Consequently, the government cut the tariff for new solar plants by around 10 per cent on 1 January 2010. However, at around the same time as the shrinking of Germany’s economy in 2009, the price of silicon went into a slump, which in turn led to significant reductions in installation costs. Calls followed for a further reduction in the feed-in tariffs.

In response, the Ministry for the Environment released plans in January to reduce solar funding by a further 15 per cent in the summer of 2010 and by that amount again at the start of 2011 – this is in addition to reductions already planned.

Although the amendments are not yet law as the coalition government is still negotiating on the draft-proposal, reports in the media suggest that roof systems will receive 16 per cent less in feed-in tariff in June, in addition to the January cut of 10 per cent. They will also suffer a two per cent cut per 1000 MW of newly installed capacity should the market raise above a certain limit.

The thinking is that as the volume of installations increases overtime, costs will fall. A final parliamentary decision on the new tariff rates is expected soon.
Editor's Note:   Some people believe that the recent elections in Germany signal that many people are not happy with the current administrations efforts to expand Nuclear energy at the expense of solar, and their is some hope that the FIT cuts will be postponed or softened.

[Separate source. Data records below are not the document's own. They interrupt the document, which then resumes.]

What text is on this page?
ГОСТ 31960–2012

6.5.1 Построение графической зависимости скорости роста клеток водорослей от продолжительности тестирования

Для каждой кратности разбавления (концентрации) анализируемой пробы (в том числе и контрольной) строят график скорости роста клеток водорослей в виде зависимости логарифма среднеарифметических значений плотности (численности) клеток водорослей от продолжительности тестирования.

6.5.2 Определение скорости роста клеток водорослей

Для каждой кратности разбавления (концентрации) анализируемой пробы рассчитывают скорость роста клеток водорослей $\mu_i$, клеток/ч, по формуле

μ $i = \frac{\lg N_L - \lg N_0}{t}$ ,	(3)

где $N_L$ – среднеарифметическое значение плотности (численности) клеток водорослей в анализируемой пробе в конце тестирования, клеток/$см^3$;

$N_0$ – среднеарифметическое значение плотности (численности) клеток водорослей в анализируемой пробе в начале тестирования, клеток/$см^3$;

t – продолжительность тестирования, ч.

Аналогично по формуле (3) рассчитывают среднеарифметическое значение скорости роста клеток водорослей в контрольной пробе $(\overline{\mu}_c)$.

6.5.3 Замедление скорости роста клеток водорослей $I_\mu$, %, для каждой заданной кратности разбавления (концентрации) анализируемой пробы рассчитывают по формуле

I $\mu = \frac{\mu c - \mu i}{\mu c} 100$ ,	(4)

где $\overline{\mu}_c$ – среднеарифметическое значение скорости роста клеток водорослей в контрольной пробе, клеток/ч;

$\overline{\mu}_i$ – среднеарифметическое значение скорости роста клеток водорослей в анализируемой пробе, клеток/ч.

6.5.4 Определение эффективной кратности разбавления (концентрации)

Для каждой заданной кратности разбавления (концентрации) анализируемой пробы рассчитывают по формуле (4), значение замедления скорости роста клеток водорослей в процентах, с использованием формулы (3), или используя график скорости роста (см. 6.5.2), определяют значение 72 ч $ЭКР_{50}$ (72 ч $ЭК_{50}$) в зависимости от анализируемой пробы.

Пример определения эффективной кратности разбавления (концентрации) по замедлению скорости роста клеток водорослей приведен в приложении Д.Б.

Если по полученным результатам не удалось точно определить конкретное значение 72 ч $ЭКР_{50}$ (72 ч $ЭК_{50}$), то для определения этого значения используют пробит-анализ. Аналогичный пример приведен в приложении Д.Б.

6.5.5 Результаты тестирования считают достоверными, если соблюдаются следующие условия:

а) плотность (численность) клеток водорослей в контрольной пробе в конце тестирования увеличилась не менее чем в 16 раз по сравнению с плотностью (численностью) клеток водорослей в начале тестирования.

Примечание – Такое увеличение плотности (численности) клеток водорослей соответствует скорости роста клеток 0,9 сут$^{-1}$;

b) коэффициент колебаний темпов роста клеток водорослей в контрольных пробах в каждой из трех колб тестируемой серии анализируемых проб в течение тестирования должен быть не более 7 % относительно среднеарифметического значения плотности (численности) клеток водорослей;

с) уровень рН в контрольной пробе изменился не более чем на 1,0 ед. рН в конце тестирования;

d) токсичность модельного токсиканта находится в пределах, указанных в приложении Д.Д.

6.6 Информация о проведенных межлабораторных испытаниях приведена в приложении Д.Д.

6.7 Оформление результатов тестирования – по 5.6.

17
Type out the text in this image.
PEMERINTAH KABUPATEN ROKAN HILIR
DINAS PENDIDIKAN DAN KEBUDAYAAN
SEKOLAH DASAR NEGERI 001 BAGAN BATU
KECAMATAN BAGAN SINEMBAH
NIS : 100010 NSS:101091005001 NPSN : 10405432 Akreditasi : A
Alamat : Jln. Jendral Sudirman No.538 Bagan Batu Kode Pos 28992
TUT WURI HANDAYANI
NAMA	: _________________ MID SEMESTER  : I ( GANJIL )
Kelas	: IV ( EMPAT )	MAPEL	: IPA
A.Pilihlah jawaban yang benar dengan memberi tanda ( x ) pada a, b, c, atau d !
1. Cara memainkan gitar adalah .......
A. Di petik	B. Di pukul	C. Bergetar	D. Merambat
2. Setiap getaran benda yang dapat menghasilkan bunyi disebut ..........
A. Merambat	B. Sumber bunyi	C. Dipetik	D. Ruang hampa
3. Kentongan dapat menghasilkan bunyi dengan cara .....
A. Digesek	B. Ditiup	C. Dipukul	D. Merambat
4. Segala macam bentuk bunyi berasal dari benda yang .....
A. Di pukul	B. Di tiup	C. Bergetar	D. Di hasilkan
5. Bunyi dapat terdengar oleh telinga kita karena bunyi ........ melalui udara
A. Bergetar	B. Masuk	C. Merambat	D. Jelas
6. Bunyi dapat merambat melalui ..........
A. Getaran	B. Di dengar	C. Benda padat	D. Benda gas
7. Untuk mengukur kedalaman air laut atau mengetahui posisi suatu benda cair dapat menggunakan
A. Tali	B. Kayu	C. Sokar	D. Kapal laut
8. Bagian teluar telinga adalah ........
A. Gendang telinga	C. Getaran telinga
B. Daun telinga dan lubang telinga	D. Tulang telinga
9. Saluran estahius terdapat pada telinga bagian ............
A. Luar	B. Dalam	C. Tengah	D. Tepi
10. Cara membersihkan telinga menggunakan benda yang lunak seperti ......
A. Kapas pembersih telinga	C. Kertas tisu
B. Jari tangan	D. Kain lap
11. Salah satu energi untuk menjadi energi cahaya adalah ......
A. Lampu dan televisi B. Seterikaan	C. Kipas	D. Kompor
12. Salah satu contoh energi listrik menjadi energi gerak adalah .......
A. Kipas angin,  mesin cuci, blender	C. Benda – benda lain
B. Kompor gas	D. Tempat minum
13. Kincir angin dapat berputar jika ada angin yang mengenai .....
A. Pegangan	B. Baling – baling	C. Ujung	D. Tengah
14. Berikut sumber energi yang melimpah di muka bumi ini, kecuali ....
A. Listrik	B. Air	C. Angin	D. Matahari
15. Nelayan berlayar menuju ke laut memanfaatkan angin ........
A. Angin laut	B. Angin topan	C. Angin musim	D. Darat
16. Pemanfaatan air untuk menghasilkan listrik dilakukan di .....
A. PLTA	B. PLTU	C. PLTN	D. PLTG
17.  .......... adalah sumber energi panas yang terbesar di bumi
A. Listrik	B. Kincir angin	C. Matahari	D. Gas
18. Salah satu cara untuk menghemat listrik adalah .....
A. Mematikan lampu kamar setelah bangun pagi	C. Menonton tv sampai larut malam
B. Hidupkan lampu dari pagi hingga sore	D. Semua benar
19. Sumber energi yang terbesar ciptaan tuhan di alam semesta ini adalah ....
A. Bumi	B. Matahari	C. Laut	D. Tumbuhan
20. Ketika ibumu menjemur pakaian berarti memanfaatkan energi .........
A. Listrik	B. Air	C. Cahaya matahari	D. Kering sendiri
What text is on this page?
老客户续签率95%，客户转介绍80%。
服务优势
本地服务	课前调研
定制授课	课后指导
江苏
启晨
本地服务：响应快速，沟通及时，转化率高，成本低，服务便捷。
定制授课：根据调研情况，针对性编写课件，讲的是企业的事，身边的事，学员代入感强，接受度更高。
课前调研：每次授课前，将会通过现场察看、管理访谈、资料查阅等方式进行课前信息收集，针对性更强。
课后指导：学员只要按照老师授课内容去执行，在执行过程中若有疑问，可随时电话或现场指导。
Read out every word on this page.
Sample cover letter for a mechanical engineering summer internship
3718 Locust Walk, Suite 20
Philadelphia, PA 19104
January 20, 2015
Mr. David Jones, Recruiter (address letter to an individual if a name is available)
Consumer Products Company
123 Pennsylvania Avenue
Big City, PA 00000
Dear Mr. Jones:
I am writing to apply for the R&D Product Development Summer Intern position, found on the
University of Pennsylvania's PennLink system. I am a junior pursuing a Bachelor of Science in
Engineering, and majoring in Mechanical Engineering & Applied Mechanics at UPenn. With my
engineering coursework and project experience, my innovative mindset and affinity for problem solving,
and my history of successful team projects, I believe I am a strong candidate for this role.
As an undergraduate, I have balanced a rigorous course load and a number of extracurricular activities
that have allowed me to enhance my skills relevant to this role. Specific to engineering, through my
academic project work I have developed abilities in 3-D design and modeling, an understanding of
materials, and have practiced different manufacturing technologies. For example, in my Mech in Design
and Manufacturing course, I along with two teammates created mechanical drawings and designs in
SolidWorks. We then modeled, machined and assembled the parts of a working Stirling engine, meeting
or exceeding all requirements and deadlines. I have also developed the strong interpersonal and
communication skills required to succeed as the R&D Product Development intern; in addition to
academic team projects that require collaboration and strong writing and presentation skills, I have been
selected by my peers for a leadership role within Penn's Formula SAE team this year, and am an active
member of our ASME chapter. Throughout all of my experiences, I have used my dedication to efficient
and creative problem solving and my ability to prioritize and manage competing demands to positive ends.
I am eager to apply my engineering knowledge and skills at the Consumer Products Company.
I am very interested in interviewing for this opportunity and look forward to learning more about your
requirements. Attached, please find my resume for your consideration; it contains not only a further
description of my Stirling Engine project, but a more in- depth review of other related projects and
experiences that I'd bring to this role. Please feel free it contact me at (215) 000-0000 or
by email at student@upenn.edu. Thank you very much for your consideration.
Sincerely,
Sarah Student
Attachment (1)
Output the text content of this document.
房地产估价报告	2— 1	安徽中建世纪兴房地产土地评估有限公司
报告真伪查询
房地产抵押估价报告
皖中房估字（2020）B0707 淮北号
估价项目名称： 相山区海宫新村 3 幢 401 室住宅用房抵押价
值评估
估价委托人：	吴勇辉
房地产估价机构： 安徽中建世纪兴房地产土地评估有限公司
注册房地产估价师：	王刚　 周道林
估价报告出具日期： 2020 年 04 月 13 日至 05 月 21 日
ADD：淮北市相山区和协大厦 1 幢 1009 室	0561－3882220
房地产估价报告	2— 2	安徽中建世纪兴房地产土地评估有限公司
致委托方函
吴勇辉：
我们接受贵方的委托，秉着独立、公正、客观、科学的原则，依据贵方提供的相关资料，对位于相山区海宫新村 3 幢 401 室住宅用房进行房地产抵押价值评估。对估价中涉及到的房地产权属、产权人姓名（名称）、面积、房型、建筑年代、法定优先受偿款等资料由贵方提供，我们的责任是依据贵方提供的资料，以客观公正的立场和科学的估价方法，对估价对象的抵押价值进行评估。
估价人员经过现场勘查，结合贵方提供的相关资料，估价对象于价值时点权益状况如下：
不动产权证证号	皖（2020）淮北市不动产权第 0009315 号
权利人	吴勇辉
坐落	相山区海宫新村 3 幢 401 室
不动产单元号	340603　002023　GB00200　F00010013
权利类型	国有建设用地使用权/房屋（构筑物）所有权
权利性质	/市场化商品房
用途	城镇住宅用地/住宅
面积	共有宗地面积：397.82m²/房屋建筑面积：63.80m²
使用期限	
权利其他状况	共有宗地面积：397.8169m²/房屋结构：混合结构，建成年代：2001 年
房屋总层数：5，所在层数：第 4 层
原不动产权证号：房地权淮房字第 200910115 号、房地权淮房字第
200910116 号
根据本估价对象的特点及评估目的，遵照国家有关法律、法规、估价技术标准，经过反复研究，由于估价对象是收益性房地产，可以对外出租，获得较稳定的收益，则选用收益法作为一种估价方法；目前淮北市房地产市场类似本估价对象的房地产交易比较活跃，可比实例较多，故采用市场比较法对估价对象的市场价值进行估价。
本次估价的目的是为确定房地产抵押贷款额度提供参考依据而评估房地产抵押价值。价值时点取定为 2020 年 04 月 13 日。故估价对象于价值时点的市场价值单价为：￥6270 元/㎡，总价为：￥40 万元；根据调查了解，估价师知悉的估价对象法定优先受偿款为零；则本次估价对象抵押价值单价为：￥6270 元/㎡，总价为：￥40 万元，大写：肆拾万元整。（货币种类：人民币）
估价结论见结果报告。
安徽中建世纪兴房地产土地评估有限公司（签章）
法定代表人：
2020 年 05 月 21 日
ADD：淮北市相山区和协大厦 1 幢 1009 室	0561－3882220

Tariff Amendments Draw Fire

Proposed changes to the feed-in tariff in Germany for solar power have caused so much alarm in the PV industry there that the head of the country’s solar industry association has issued a strong warning about its possible effects. Günther Cramer, president of the Bundesverband Solarwirtschaft (BSW), went so far as to say that the proposed cuts threaten jobs. “Dozens of German solar companies would face insolvency or be forced to relocate their production outside of Germany,” said Cramer.

“The excessive feed-in tariff cut endangers one of the most important driving forces of jobs and the economy in our country. The creation of value added in the production of PV modules must be allowed to continue in Germany.” Cramer added the cuts even threaten to make the German chancellor’s policy on climate change obsolete. The BSW strongly advises a cautionary approach to reducing the feed-in tariff.

It says large sections of the German solar industry would not survive an additional reduction of the tariff for photovoltaic systems this year in the double-digit percentage range. “If this were implemented, around 50 000 jobs in Germany would hang in the balance,” a statement by the organisation reads.